Poco a poco, se fueron apagando las luces. El barrio de los pescadores, las calles y también la plaza, quedaron vacías y oscuras. Los ojos de Cafarnaum, cansados, se cerraron en el sueño, esperando la luz de un nuevo día.
Mateo 20,1-16
Notas
* La vid es uno de los cultivos más típicos de Palestina y de todos los países vecinos. La vendimia recogida de las uvas en la viña comienza hacia mediados del mes de septiembre.
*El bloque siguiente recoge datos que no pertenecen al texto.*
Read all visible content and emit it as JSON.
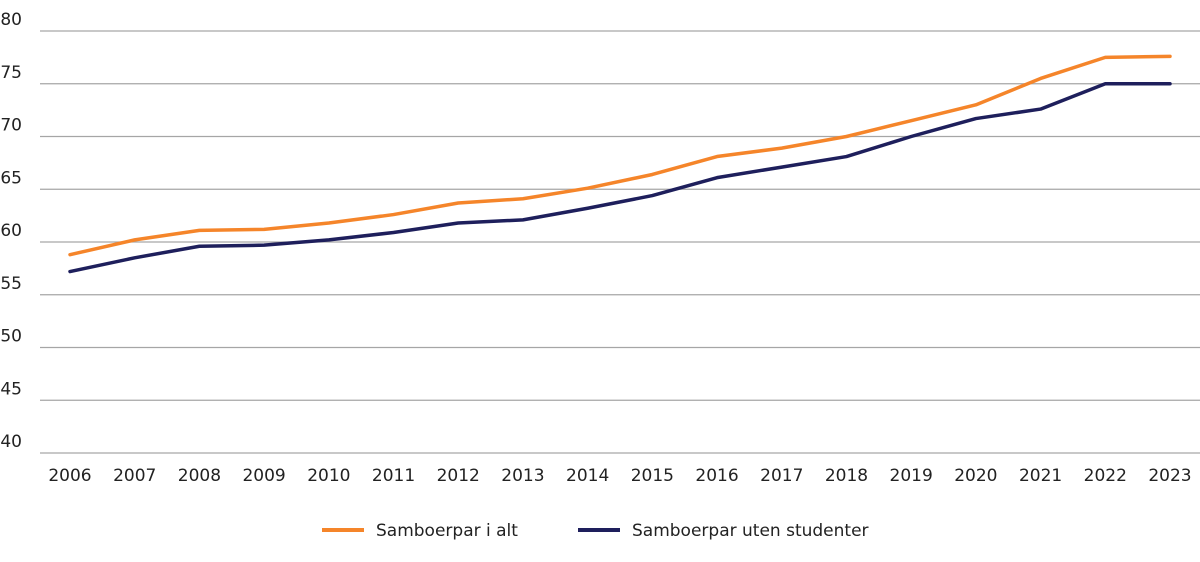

Y puede durar hasta mitad de octubre. Hay que terminarla antes de que empiecen las lluvias de otoño, porque las noches entonces son ya muy frías y pueden estropearse las frutas. Cuando ha habido una buena cosecha, se deben recoger pronto los racimos para que no se dañen en las plantas.
* Jesús fue un artesano y sus manos sabían más de toscas herramientas que de libros. Tuvo que saber de albañilería. En varias ocasiones comparó el trabajo de construcción de una casa con la construcción del Reino de Dios (Mateo 7, 24-27; Lucas 14, 28-30). Cuando el evangelio de Marcos se refiere al oficio de Jesús emplea el vocablo griego “tekton”, que originalmente significa “constructor” y “artesano” y se usaba para designar tanto al carpintero como al herrero o al albañil (Marcos 6, 3). Un aldeano como Jesús conocería, por necesidad, tres o más oficios. En Israel, el trabajo manual era considerado algo noble, valioso. En el país no existían apenas esclavos sólo los poseían las familias adineradas y todos los oficios manuales los realizaban hombres y mujeres libres. Los oficios se enseñaban de padres a hijos y cada artesano solía llevar un distintivo visible de su oficio: los carpinteros una astilla de madera en la oreja, los sastres una aguja clavada en la túnica, los que se dedicaban a elaborar tintes un trapo de colores.
* El jornal de un trabajador en tiempos de Jesús era ordinariamente un denario. En algunos casos la comida se incluía en el jornal. En pueblos pequeños se pagaba frecuentemente en especie. El denario fue la moneda oficial en Israel en tiempos de la dominación romana. Era de plata y llevaba inscrita el rostro del emperador que gobernaba desde Roma las provincias. Equivalía a la dracma, moneda también de plata, que se había usado oficialmente, en tiempos de la dominación griega, unos 200 años antes de Jesús.
* En las plazas se reunían quienes buscaban trabajo. En los tiempos de Jesús abundaban los trabajadores eventuales, contratados por unas horas, por unos días, para una cosecha. En los pueblos pequeños, en el campo, esto era aún más generalizado que en Jerusalén. No existía ninguna seguridad en el empleo ni tampoco derechos o especialización laboral. La dominación romana había agravado aún más esta situación, típica de un sistema económico primitivo. En tierras galileas los impuestos a que obligaba el imperio habían ido acabando con la propiedad comunal de la tierra y favoreciendo, a la par, la concentración de la tierra cultivable en muy pocas manos. La venta forzosa de la tierra a la que se habían visto obligados los pequeños propietarios les convirtió de repente en asalariados. Gran cantidad de jornaleros no organizados vivía buscando trabajo en donde apareciera. De no encontrarlo en pocos días, quedaban en la miseria más absoluta.
* La parábola de “los llamados a la viña” se ha interpretado generalmente como un ejemplo para ilustrar la vocación en las distintas etapas de la vida. Pero el sentido profundo de esta historia de Jesús justifica que se la llame, con más propiedad, la parábola “del buen patrón”. La primera comunidad cristiana puso en práctica el gesto del buen patrón de la historia: se le daba a cada uno según sus necesidades, no según lo que producía (Hechos 2, 44-45).